Has anyone tried the Hyper Stick from Lake Fork tackle yet? I saw them on a fishing show over the weekend and was curious what everyone thought of the design, positive or negative.

https://www.lftlures.com/categories/soft-plastics-lft-hyper-stick-5


----------



## russ010 (Jan 18, 2011)

I saw the same show... I dunno about that. But I've got the Hyper Worm and have done pretty well with it.


----------



## Jim (Jan 21, 2011)

Never seen those before! I wonder how durable they are? You think they will rip apart easy?


----------



## LonLB (Jan 21, 2011)

Jim said:


> Never seen those before! I wonder how durable they are? You think they will rip apart easy?




That's what I thought too....Plastics get expensive enough as it is.

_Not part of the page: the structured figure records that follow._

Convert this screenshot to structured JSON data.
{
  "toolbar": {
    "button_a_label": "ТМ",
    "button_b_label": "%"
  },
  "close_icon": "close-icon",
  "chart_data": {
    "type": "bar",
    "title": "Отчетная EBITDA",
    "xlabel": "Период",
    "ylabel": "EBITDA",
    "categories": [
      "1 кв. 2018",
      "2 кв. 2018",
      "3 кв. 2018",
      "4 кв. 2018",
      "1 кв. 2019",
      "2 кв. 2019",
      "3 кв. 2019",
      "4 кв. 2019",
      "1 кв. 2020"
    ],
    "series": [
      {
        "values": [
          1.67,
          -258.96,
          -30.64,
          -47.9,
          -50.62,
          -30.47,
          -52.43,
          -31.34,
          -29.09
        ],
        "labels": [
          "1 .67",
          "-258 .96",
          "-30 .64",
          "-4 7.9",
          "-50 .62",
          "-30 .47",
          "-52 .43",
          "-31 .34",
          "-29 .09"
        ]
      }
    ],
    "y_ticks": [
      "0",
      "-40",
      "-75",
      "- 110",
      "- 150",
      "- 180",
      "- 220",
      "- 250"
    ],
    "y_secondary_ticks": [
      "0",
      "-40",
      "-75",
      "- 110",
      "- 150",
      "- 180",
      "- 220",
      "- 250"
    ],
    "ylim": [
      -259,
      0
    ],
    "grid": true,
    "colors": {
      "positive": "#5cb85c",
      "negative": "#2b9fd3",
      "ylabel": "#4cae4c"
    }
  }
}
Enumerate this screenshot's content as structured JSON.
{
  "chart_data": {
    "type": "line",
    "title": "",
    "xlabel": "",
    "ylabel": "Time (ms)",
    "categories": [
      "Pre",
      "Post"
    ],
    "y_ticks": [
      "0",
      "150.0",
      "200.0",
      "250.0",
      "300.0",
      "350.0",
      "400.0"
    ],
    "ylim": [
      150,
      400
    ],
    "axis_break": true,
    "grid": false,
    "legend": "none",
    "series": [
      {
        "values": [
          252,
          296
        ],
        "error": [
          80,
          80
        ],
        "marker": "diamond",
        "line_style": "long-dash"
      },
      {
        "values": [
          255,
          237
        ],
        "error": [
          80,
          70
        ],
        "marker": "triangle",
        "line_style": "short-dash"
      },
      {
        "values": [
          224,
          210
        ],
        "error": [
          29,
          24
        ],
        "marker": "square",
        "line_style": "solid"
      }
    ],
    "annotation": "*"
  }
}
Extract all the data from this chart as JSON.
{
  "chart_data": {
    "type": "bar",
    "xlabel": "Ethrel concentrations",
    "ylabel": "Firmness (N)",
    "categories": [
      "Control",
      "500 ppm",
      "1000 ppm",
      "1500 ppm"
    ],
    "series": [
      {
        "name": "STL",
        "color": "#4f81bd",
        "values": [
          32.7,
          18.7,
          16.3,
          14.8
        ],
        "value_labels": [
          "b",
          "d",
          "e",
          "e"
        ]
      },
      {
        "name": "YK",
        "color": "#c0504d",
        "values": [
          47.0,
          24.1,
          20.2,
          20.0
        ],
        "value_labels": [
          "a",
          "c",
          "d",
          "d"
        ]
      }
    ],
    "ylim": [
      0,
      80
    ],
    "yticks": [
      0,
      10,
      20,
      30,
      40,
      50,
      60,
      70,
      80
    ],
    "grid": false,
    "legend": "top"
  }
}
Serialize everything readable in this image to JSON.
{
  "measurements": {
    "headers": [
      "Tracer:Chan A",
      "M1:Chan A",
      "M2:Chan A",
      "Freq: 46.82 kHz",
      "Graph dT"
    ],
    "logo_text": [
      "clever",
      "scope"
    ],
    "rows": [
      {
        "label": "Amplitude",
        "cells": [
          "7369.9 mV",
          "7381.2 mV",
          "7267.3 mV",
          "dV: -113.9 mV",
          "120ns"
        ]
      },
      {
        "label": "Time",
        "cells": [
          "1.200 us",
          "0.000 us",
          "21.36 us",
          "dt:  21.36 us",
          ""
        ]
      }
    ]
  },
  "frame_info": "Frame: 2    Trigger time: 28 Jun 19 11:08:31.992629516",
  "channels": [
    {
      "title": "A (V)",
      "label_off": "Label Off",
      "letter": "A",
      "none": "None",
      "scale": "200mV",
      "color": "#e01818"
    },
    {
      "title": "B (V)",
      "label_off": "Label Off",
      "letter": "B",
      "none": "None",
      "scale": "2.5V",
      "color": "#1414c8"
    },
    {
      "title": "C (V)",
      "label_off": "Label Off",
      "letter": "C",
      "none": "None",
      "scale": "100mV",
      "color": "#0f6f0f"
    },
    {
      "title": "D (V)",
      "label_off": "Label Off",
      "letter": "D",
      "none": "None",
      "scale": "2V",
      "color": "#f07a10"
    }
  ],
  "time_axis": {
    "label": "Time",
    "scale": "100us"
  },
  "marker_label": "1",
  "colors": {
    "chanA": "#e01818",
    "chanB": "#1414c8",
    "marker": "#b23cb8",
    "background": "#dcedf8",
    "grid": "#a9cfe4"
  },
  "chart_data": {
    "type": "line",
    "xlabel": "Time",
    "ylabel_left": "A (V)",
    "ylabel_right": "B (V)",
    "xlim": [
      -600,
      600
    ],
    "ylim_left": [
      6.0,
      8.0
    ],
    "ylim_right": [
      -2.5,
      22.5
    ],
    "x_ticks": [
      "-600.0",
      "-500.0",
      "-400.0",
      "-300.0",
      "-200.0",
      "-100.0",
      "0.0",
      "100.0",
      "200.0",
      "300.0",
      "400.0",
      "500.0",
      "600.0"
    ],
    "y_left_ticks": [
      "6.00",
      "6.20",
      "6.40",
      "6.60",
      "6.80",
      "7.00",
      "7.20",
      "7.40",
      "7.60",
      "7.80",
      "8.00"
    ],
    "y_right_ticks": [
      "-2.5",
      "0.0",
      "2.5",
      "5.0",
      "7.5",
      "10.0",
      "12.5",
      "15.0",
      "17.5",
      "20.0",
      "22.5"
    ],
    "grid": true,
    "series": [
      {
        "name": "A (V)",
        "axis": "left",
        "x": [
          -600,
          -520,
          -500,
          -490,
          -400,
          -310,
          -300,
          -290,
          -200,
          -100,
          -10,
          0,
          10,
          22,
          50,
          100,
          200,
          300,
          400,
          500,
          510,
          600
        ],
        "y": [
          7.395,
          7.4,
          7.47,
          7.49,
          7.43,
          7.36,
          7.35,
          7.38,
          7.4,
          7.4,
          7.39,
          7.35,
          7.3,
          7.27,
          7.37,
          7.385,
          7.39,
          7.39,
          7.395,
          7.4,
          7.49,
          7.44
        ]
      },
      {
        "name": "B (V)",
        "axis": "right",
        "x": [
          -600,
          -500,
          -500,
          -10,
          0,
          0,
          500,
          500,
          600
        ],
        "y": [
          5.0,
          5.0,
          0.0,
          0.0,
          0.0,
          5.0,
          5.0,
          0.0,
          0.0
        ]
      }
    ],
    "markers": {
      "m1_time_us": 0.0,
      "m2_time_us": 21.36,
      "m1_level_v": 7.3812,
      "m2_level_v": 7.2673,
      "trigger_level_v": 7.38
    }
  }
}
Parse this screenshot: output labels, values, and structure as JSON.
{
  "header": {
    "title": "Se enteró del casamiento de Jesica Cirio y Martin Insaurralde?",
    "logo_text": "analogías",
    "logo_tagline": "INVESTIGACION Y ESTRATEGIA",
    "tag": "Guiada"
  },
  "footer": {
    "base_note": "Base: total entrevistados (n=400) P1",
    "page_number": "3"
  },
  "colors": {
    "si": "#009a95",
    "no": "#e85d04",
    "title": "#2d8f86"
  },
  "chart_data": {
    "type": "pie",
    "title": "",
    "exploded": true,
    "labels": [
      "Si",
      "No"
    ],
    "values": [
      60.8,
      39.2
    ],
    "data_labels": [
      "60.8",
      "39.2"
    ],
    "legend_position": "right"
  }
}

Maybe they are made of ElaZtec or something?


----------



## Captain Ahab (Jan 21, 2011)

The other Lake Fork plastics are relatively durable. I have used the Live Magic Shad and liked it so much I got a mold to make my own


----------



## Jim (Jan 21, 2011)

Captain Ahab said:


> I have used the Live Magic Shad and liked it so much I got a mold to make my own


 :-


----------



## dyeguy1212 (Jan 22, 2011)

I've never really been into those hybrid stick baits. If I want action, there are plenty of worms that fit the bill. But if I'm throwing a stick bait, I want it be a stick! :lol:


----------



## fender66 (Jan 28, 2011)

I love watching the creative ideas that companies are coming up with. Some are very cool, some......well.....

Before long, we won't need to tie the worm on our line. Just throw it in the water and it will retrieve itself back to the boat with a lunker. :LOL2:


----------



## russ010 (Jan 28, 2011)

fender66 said:


> I love watching the creative ideas that companies are coming up with. Some are very cool, some......well.....
> 
> Before long, we won't need to tie the worm on our line. Just throw it in the water and it will retrieve itself back to the boat with a lunker. :LOL2:



I think they will have a built in sonar that will allow them to swim to where the fish are and tick the fish off enough to where it bites


----------



## fender66 (Jan 28, 2011)

russ010 said:


> fender66 said:
> 
> 
> > I love watching the creative ideas that companies are coming up with. Some are very cool, some......well.....
> ...



Na na na na na.....you can't catch me.... :shock:


----------